The Trouble with Over-Intellectualized Desire

The central conflict is that Cora is just as intellectually constrained as her husband, and unable to surrender to primal passion. It’s “too much to ask her to be passionate” (about work, she says, but in truth, about all aspects of life). What she feels for Sam are “tepid, barely beyond simple fondness”. She craves “to get fucked into the astral plane and not think about her life for a second”. Yet, for a decade, Sam demurs while Cora languishes. She constructs a parallel reality alongside her real life, where instead of bills and school pickups, she has passion, luxury, and her imagined lover. When her fictional romance fizzles, she imagines “a French guy named Baptiste” who teams up with Sam in assisting her from the tub, “leaving her with no duties, no tasks, no obligations, other than to be revered like someone’s teenage wife, who’d died improbably of TB”.

A Disappointing Conclusion and Deeper Themes

When they finally do give in to temptation, their intimacy is melancholy, without much play or complicity. It isn’t the nostalgically perfect affair she fantasized about for a full decade. Cora dons a slinky dress and Sam “performs oral sex with grim determination within their rented space” prior to a meal. The reader senses that Cora desires to inhabit a certain type of literary world, where sex is sordid and confusing, where imbalances of control exist, and everyone misbehaves, and nobody keeps score.
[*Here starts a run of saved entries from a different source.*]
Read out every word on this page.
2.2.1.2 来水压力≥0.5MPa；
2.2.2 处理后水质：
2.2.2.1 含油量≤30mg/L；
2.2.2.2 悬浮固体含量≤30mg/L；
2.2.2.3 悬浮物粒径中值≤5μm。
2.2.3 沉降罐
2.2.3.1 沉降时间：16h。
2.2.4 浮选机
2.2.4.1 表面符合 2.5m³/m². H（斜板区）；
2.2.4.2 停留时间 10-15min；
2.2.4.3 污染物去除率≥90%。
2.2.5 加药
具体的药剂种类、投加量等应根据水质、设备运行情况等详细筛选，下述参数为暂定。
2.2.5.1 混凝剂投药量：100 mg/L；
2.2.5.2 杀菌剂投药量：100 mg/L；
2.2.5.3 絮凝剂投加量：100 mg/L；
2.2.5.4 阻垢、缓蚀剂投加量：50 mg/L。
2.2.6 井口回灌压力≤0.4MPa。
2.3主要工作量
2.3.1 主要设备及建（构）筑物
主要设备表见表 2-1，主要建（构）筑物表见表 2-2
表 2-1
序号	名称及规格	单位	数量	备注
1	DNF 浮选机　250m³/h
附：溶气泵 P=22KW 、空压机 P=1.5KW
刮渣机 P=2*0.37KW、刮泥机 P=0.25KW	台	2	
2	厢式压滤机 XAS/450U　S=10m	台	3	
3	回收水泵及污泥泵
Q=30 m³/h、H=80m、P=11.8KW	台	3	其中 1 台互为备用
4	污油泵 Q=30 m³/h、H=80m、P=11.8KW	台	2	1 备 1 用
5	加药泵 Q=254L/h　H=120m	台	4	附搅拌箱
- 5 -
Somers consistently suggests the core issue for Cora: she has such cutting wit, but a profound lack of happiness. Of Sam’s erotic photo, Cora complains, “he tightened his stomach and ensured he was aroused, but has not cleared the frame of Crocs”. Given that the catalyst that diminished their pleasure was parenthood, one worries about what these idiots are doing to their children. As her daughter inquires about sex, the parents stumble. They begin with procreation then concede that sex isn’t always about babies. The father references male anatomy then admits it is not essential. Finally, he lands on, “you're aware of private parts?”
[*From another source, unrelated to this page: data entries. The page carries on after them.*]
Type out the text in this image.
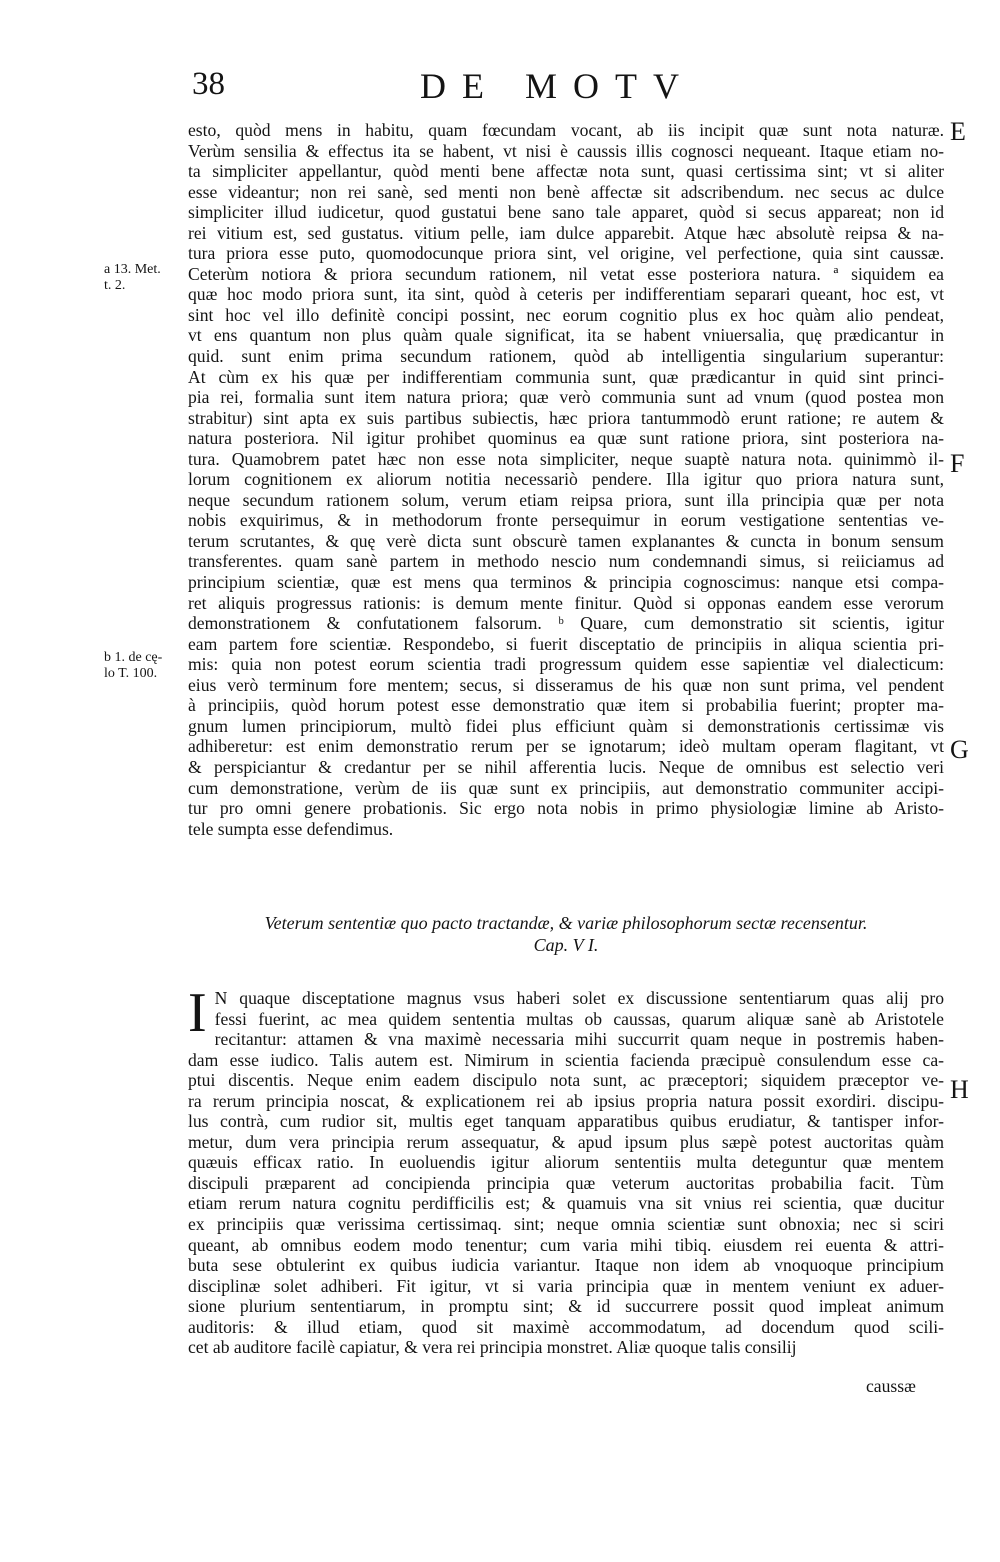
38	DE MOTV
a 13. Met.
t. 2.
b 1. de cę-
lo T. 100.
E
F
G
H
esto, quòd mens in habitu, quam fœcundam vocant, ab iis incipit quæ sunt nota naturæ.
Verùm sensilia & effectus ita se habent, vt nisi è caussis illis cognosci nequeant. Itaque etiam no-
ta simpliciter appellantur, quòd menti bene affectæ nota sunt, quasi certissima sint; vt si aliter
esse videantur; non rei sanè, sed menti non benè affectæ sit adscribendum. nec secus ac dulce
simpliciter illud iudicetur, quod gustatui bene sano tale apparet, quòd si secus appareat; non id
rei vitium est, sed gustatus. vitium pelle, iam dulce apparebit. Atque hæc absolutè reipsa & na-
tura priora esse puto, quomodocunque priora sint, vel origine, vel perfectione, quia sint caussæ.
Ceterùm notiora & priora secundum rationem, nil vetat esse posteriora natura. ª siquidem ea
quæ hoc modo priora sunt, ita sint, quòd à ceteris per indifferentiam separari queant, hoc est, vt
sint hoc vel illo definitè concipi possint, nec eorum cognitio plus ex hoc quàm alio pendeat,
vt ens quantum non plus quàm quale significat, ita se habent vniuersalia, quę prædicantur in
quid. sunt enim prima secundum rationem, quòd ab intelligentia singularium superantur:
At cùm ex his quæ per indifferentiam communia sunt, quæ prædicantur in quid sint princi-
pia rei, formalia sunt item natura priora; quæ verò communia sunt ad vnum (quod postea mon
strabitur) sint apta ex suis partibus subiectis, hæc priora tantummodò erunt ratione; re autem &
natura posteriora. Nil igitur prohibet quominus ea quæ sunt ratione priora, sint posteriora na-
tura. Quamobrem patet hæc non esse nota simpliciter, neque suaptè natura nota. quinimmò il-
lorum cognitionem ex aliorum notitia necessariò pendere. Illa igitur quo priora natura sunt,
neque secundum rationem solum, verum etiam reipsa priora, sunt illa principia quæ per nota
nobis exquirimus, & in methodorum fronte persequimur in eorum vestigatione sententias ve-
terum scrutantes, & quę verè dicta sunt obscurè tamen explanantes & cuncta in bonum sensum
transferentes. quam sanè partem in methodo nescio num condemnandi simus, si reiiciamus ad
principium scientiæ, quæ est mens qua terminos & principia cognoscimus: nanque etsi compa-
ret aliquis progressus rationis: is demum mente finitur. Quòd si opponas eandem esse verorum
demonstrationem & confutationem falsorum. ᵇ Quare, cum demonstratio sit scientis, igitur
eam partem fore scientiæ. Respondebo, si fuerit disceptatio de principiis in aliqua scientia pri-
mis: quia non potest eorum scientia tradi progressum quidem esse sapientiæ vel dialecticum:
eius verò terminum fore mentem; secus, si disseramus de his quæ non sunt prima, vel pendent
à principiis, quòd horum potest esse demonstratio quæ item si probabilia fuerint; propter ma-
gnum lumen principiorum, multò fidei plus efficiunt quàm si demonstrationis certissimæ vis
adhiberetur: est enim demonstratio rerum per se ignotarum; ideò multam operam flagitant, vt
& perspiciantur & credantur per se nihil afferentia lucis. Neque de omnibus est selectio veri
cum demonstratione, verùm de iis quæ sunt ex principiis, aut demonstratio communiter accipi-
tur pro omni genere probationis. Sic ergo nota nobis in primo physiologiæ limine ab Aristo-
tele sumpta esse defendimus.
Veterum sententiæ quo pacto tractandæ, & variæ philosophorum sectæ recensentur.
Cap. V I.
I N quaque disceptatione magnus vsus haberi solet ex discussione sententiarum quas alij pro
fessi fuerint, ac mea quidem sententia multas ob caussas, quarum aliquæ sanè ab Aristotele
recitantur: attamen & vna maximè necessaria mihi succurrit quam neque in postremis haben-
dam esse iudico. Talis autem est. Nimirum in scientia facienda præcipuè consulendum esse ca-
ptui discentis. Neque enim eadem discipulo nota sunt, ac præceptori; siquidem præceptor ve-
ra rerum principia noscat, & explicationem rei ab ipsius propria natura possit exordiri. discipu-
lus contrà, cum rudior sit, multis eget tanquam apparatibus quibus erudiatur, & tantisper infor-
metur, dum vera principia rerum assequatur, & apud ipsum plus sæpè potest auctoritas quàm
quæuis efficax ratio. In euoluendis igitur aliorum sententiis multa deteguntur quæ mentem
discipuli præparent ad concipienda principia quæ veterum auctoritas probabilia facit. Tùm
etiam rerum natura cognitu perdifficilis est; & quamuis vna sit vnius rei scientia, quæ ducitur
ex principiis quæ verissima certissimaq. sint; neque omnia scientiæ sunt obnoxia; nec si sciri
queant, ab omnibus eodem modo tenentur; cum varia mihi tibiq. eiusdem rei euenta & attri-
buta sese obtulerint ex quibus iudicia variantur. Itaque non idem ab vnoquoque principium
disciplinæ solet adhiberi. Fit igitur, vt si varia principia quæ in mentem veniunt ex aduer-
sione plurium sententiarum, in promptu sint; & id succurrere possit quod impleat animum
auditoris: & illud etiam, quod sit maximè accommodatum, ad docendum quod scili-
cet ab auditore facilè capiatur, & vera rei principia monstret. Aliæ quoque talis consilij
caussæ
Underpinning the narrative runs the subtle undercurrent of common existential queries of midlife: is there purpose to our existence? What follows our final breath? These ideas are more directly explored in Cora’s imagined conversations. Reading these exchanges, the reader may ponder what lesson Cora and her cynical lot would derive from their unsatisfying escapades. Would Cora grow more receptive of life’s imperfect joys, its corny pleasures? When Eliot asks about her affair during an audio program on bondage, Cora reflects “every serious exchange is undermined by its particulars”. Some might say enhanced. Yet that is not her nature, and Somers doesn’t give the protagonist easy revelations, or force growth beyond her capacity.

An Ultimate Appraisal

The result is a razor-sharp, uproariously funny, finely observed novel, crafted with such withering exactitude. It is profoundly self-aware, spare and brimming with subtext: a portrait of an anxious, loin-girding generation entering midlife, chronically embarrassed, simultaneously terrified of and hungry for intense experience. Perhaps this is solely a metropolitan trait. Let’s say it is.

Alexis Collins
Alexis Collins

A seasoned gaming analyst with over a decade of experience in online betting and casino reviews, passionate about helping players make informed decisions.